Back in March, I came home from a trip only to discover that my oven didn't work. The cooking gas in my building had been shut off due to a leak. My building management seemed to be on it, so I made do with a combination of microwavables, toaster oven and Seamless. Unfortunately, weeks and months went by, calls to the city were made and permits were issued, but, even as I write this in October, gas still has not been restored to my building. My landlords eventually threw their collective hands in the air and began installing electric ranges in every apartment, so a few weeks ago I was finally able to cook for myself again.

I am so jazzed to be able to make food. Hot food! Scrambled eggs! Steak! Cookies! I started reading food blogs and cookbooks, and shopping to refill my pantry. I'm halfway through Kenji Alt-Lopez's The Food Lab, a huge 900-page hardcover that talks about the science of how food cooks. On the lighter side, I've also been reading food-themed comics like Delicious in Dungeon and Food Wars.
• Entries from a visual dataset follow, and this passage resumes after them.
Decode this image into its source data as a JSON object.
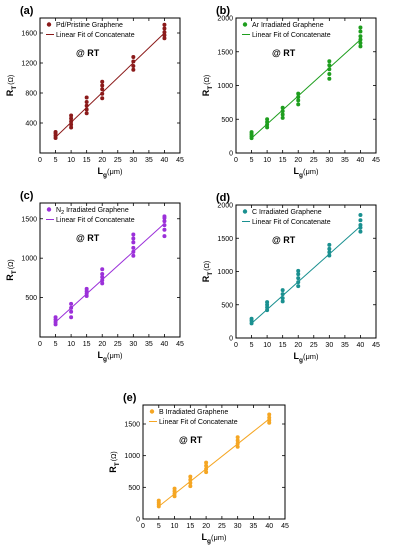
{
  "figure": {
    "y_axis_label_main": "R",
    "y_axis_label_sub": "T",
    "y_axis_label_unit": "(Ω)",
    "x_axis_label_main": "L",
    "x_axis_label_sub": "g",
    "x_axis_label_unit": "(μm)",
    "annotation": "@ RT",
    "fit_label": "Linear Fit of Concatenate"
  },
  "chart_data": [
    {
      "type": "scatter",
      "panel_label": "(a)",
      "legend_prefix": "Pd/Pristine Graphene",
      "legend_sub": "",
      "legend_suffix": "",
      "color": "#8b1a1a",
      "xlim": [
        0,
        45
      ],
      "ylim": [
        0,
        1800
      ],
      "xticks": [
        "0",
        "5",
        "10",
        "15",
        "20",
        "25",
        "30",
        "35",
        "40",
        "45"
      ],
      "yticks": [
        "400",
        "800",
        "1200",
        "1600"
      ],
      "ytick_values": [
        400,
        800,
        1200,
        1600
      ],
      "points": {
        "5": [
          200,
          230,
          260,
          280
        ],
        "10": [
          340,
          380,
          420,
          460,
          500
        ],
        "15": [
          530,
          580,
          630,
          680,
          740
        ],
        "20": [
          730,
          790,
          850,
          900,
          950
        ],
        "30": [
          1110,
          1160,
          1220,
          1280
        ],
        "40": [
          1530,
          1570,
          1610,
          1660,
          1710
        ]
      },
      "fit": {
        "x": [
          5,
          40
        ],
        "y": [
          210,
          1600
        ]
      }
    },
    {
      "type": "scatter",
      "panel_label": "(b)",
      "legend_prefix": "Ar Irradiated Graphene",
      "legend_sub": "",
      "legend_suffix": "",
      "color": "#1e9e1e",
      "xlim": [
        0,
        45
      ],
      "ylim": [
        0,
        2000
      ],
      "xticks": [
        "0",
        "5",
        "10",
        "15",
        "20",
        "25",
        "30",
        "35",
        "40",
        "45"
      ],
      "yticks": [
        "0",
        "500",
        "1000",
        "1500",
        "2000"
      ],
      "ytick_values": [
        0,
        500,
        1000,
        1500,
        2000
      ],
      "points": {
        "5": [
          220,
          250,
          280,
          310
        ],
        "10": [
          380,
          420,
          460,
          500
        ],
        "15": [
          520,
          570,
          620,
          670
        ],
        "20": [
          720,
          780,
          830,
          880
        ],
        "30": [
          1100,
          1170,
          1240,
          1300,
          1360
        ],
        "40": [
          1580,
          1630,
          1680,
          1730,
          1800,
          1860
        ]
      },
      "fit": {
        "x": [
          5,
          40
        ],
        "y": [
          220,
          1680
        ]
      }
    },
    {
      "type": "scatter",
      "panel_label": "(c)",
      "legend_prefix": "N",
      "legend_sub": "2",
      "legend_suffix": " Irradiated Graphene",
      "color": "#9b30d9",
      "xlim": [
        0,
        45
      ],
      "ylim": [
        0,
        1700
      ],
      "xticks": [
        "0",
        "5",
        "10",
        "15",
        "20",
        "25",
        "30",
        "35",
        "40",
        "45"
      ],
      "yticks": [
        "500",
        "1000",
        "1500"
      ],
      "ytick_values": [
        500,
        1000,
        1500
      ],
      "points": {
        "5": [
          160,
          190,
          220,
          250
        ],
        "10": [
          250,
          320,
          370,
          420
        ],
        "15": [
          520,
          550,
          580,
          610
        ],
        "20": [
          680,
          720,
          760,
          800,
          860
        ],
        "30": [
          1030,
          1080,
          1130,
          1200,
          1250,
          1300
        ],
        "40": [
          1280,
          1360,
          1420,
          1470,
          1510,
          1530
        ]
      },
      "fit": {
        "x": [
          5,
          40
        ],
        "y": [
          190,
          1440
        ]
      }
    },
    {
      "type": "scatter",
      "panel_label": "(d)",
      "legend_prefix": "C Irradiated Graphene",
      "legend_sub": "",
      "legend_suffix": "",
      "color": "#1a9090",
      "xlim": [
        0,
        45
      ],
      "ylim": [
        0,
        2000
      ],
      "xticks": [
        "0",
        "5",
        "10",
        "15",
        "20",
        "25",
        "30",
        "35",
        "40",
        "45"
      ],
      "yticks": [
        "0",
        "500",
        "1000",
        "1500",
        "2000"
      ],
      "ytick_values": [
        0,
        500,
        1000,
        1500,
        2000
      ],
      "points": {
        "5": [
          220,
          260,
          290
        ],
        "10": [
          420,
          460,
          500,
          540
        ],
        "15": [
          550,
          600,
          660,
          720
        ],
        "20": [
          780,
          840,
          900,
          960,
          1010
        ],
        "30": [
          1240,
          1290,
          1340,
          1400
        ],
        "40": [
          1600,
          1660,
          1700,
          1770,
          1850
        ]
      },
      "fit": {
        "x": [
          5,
          40
        ],
        "y": [
          220,
          1680
        ]
      }
    },
    {
      "type": "scatter",
      "panel_label": "(e)",
      "legend_prefix": "B Irradiated Graphene",
      "legend_sub": "",
      "legend_suffix": "",
      "color": "#f5a623",
      "xlim": [
        0,
        45
      ],
      "ylim": [
        0,
        1800
      ],
      "xticks": [
        "0",
        "5",
        "10",
        "15",
        "20",
        "25",
        "30",
        "35",
        "40",
        "45"
      ],
      "yticks": [
        "0",
        "500",
        "1000",
        "1500"
      ],
      "ytick_values": [
        0,
        500,
        1000,
        1500
      ],
      "points": {
        "5": [
          200,
          230,
          260,
          290
        ],
        "10": [
          360,
          400,
          440,
          480
        ],
        "15": [
          520,
          570,
          620,
          670
        ],
        "20": [
          740,
          790,
          840,
          890
        ],
        "30": [
          1140,
          1190,
          1240,
          1290
        ],
        "40": [
          1520,
          1560,
          1600,
          1650
        ]
      },
      "fit": {
        "x": [
          5,
          40
        ],
        "y": [
          200,
          1580
        ]
      }
    }
  ]
}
And the latter title (which is also an anime) ended up sucking me into a YouTube hole of food videos that I've been obsessed with ever since.

You see, the very first chapter of Food Wars features the "Gotcha" Pork Roast, a bacon-wrapped potato loaf that hero Soma Yukihira makes to save his family restaurant. It looks pretty tasty, so I searched for recipes and pics online and stumbled onto Jimmy Wong and Ashley Adams' Feast of Fiction, a series that demonstrates how to make various foods seen in cartoons, video games and comics. If you ever wanted to taste Steven Universe's beloved Cookie Cat ice cream sandwiches or Kirby's super-spicy curry, there's an episode for you. One thing I really enjoy is how they also incorporate crafts into it, showing how to make paper wrappers for your Reptar chocolate bars or genuine-looking Ecto Cooler Hi-C boxes.

I've been marathoning through the episodes, which the YouTube algorithms have definitely picked up on at this point, throwing food show after food show into my suggestions. One that caught my eye was Binging with Babish. Where Feast of Fiction mostly sticks to the realm of kids' cartoons, anime and video games, Binging with Babish is a little more mainstream, covering foods from popular media like Mad Men, Seinfeld and House of Cards. Still, there's a bit of overlap -- both Babish and Feast have done their own takes on the Ultimeatum from Regular Show and Krabby Patties from SpongeBob SquarePants. But the recipes are different, and I watch the shows for the personalities. Feast of Fiction is pretty silly (and there's a cute dog), while Binging with Babish is a little more subdued. Not that Babish can't be ridiculous as well -- the Moist Maker is one of the most ridiculously complicated sandwiches I have ever seen, basically asking you to cook an entire Thanksgiving dinner.

Sadly, I still haven't done a lot of actual cooking since getting my stove back. I'm having too much fun watching other people do it instead, with the added bonus that I don't have to clean up the mess.

"IRL" is a recurring column in which the Engadget staff run down what they're buying, using, playing and streaming.